New Therapeutic Options Raise More Questions for IgA Nephropathy Treatment, With Sayna Norouzi, MD

Evidence shows a continually and rapidly expanding therapeutic landscape for patients with IgA nephropathy (IgAN). Due to the heterogeneity of the disease, clinicians remain undecided about how to approach these options with the IgAN’s complex, individualized presentation.

“It's getting more and more complicated with having more options out there, and we still have ongoing clinical trials, and we recruit for these trials as well. We have to keep in mind that we don't have a cure for IgAN yet, and we're not done with this field,” Norouzi siad. “I think the next step for a lot of our colleagues who are not spending a lot of time with IgAN patients would be a referral to a glomerular disease clinic or center of excellence.”

At WCN, a plethora of data supporting positive progress in IgAN was presented. In a previous interview, Norouzi highlighted the emergence of targeted agents, including targeted-release budesonide, endothelin receptor antagonists like sparsentan and atrasentan, complement inhibitors such as iptacopan, and newer APRIL-targeting therapies. Together, these agents provide clinicians with multiple avenues to reduce proteinuria and preserve kidney function.
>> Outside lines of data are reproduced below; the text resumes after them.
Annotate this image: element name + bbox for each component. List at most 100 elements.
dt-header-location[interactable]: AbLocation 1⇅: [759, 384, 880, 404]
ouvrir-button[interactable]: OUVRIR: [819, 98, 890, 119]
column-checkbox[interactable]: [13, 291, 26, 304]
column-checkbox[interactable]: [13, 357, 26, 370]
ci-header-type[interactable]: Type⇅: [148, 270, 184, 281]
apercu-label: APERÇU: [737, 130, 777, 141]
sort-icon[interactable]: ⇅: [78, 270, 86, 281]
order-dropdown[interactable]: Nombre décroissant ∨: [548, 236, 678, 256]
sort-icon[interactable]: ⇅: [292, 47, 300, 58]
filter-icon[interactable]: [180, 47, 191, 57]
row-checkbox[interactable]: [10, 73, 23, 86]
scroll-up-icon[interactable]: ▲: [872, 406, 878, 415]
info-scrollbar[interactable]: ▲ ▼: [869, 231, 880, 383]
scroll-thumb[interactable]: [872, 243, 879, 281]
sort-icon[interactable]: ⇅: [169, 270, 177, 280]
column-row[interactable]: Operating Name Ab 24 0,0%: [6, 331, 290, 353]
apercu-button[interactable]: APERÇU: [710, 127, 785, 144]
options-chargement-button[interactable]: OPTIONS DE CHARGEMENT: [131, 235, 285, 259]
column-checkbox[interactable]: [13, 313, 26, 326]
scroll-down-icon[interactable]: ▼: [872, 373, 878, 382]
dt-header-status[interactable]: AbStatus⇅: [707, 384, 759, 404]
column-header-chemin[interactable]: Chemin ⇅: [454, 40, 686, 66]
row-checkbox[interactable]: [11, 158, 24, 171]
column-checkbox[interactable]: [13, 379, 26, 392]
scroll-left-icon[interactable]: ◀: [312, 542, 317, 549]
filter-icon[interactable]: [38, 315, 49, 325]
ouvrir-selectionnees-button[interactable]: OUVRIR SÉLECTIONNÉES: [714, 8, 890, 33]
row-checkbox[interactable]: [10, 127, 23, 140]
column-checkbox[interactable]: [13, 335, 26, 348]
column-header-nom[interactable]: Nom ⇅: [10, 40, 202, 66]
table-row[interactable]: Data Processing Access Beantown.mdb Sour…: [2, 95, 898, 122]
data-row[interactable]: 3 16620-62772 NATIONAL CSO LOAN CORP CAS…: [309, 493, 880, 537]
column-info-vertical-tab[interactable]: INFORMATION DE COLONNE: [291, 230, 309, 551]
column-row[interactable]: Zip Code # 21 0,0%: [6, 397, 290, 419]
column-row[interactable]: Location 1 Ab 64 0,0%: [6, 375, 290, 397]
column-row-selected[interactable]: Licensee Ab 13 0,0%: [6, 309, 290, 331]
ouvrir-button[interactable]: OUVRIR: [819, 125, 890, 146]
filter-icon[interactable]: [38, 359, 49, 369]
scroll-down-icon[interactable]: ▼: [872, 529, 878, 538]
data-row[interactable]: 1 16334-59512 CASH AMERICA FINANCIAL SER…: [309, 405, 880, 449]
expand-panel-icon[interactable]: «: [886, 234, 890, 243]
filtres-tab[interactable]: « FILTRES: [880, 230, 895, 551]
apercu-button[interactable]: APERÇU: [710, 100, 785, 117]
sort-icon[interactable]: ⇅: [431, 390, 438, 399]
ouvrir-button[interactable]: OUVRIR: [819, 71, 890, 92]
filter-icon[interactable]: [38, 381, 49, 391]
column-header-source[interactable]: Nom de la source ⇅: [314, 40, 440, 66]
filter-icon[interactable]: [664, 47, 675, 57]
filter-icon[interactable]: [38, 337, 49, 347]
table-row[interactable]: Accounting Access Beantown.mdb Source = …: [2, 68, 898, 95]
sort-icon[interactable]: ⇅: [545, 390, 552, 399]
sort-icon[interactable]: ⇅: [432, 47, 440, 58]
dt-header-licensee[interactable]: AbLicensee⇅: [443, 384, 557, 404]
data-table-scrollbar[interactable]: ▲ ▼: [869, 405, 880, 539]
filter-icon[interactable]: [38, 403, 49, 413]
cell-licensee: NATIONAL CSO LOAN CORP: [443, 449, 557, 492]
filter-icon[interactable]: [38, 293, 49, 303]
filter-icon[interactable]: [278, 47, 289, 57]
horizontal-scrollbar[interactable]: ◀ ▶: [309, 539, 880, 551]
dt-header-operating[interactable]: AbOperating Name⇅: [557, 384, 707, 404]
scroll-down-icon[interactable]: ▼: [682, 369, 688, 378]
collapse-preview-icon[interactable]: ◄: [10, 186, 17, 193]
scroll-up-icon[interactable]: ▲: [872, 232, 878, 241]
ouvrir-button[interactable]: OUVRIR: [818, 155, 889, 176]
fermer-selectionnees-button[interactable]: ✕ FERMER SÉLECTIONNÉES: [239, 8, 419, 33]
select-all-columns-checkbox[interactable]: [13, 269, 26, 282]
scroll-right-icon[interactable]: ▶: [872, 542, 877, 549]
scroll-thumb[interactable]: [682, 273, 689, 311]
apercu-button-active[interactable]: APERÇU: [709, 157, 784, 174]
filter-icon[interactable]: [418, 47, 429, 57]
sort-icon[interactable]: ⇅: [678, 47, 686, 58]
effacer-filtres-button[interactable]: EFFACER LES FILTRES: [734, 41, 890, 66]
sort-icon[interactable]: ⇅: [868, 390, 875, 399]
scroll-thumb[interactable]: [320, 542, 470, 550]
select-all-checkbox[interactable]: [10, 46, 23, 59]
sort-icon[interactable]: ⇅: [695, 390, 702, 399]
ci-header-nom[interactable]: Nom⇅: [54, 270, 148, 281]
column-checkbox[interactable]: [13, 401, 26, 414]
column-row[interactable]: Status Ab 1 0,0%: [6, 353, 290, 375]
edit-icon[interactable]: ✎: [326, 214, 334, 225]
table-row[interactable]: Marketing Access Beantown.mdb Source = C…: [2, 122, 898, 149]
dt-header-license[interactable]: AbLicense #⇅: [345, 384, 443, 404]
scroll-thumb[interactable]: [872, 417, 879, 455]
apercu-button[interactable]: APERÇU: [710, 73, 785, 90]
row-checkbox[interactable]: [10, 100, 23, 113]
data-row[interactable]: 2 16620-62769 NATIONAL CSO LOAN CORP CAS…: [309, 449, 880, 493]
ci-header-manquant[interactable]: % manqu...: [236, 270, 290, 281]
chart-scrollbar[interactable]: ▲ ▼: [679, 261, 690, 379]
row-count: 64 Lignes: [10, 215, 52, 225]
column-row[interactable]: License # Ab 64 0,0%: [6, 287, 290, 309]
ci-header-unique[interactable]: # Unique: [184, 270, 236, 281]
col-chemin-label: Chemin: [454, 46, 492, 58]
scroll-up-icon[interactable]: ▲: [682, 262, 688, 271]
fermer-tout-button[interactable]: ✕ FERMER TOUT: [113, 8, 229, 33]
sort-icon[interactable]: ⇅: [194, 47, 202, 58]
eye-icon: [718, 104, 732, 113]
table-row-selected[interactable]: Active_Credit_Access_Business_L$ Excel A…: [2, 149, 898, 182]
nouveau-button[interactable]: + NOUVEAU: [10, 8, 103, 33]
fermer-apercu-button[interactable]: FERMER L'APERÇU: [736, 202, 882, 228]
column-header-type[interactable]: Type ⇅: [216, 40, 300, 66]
“When I go back from every conference that I attend to my clinic, my patients are excited. Sometimes I share with them that I'm going to a conference, and they know when I come back, I'm going to have more data, and they might have more options for their disease. And it's not just about IgAN. We're getting more options for C3G, lupus nephritis,” she concluded. “It's an exciting time to be a nephrologist.”

Editors’ note: Norouzi reports relevant disclosures with Calliditas, Travere, Apellis and others.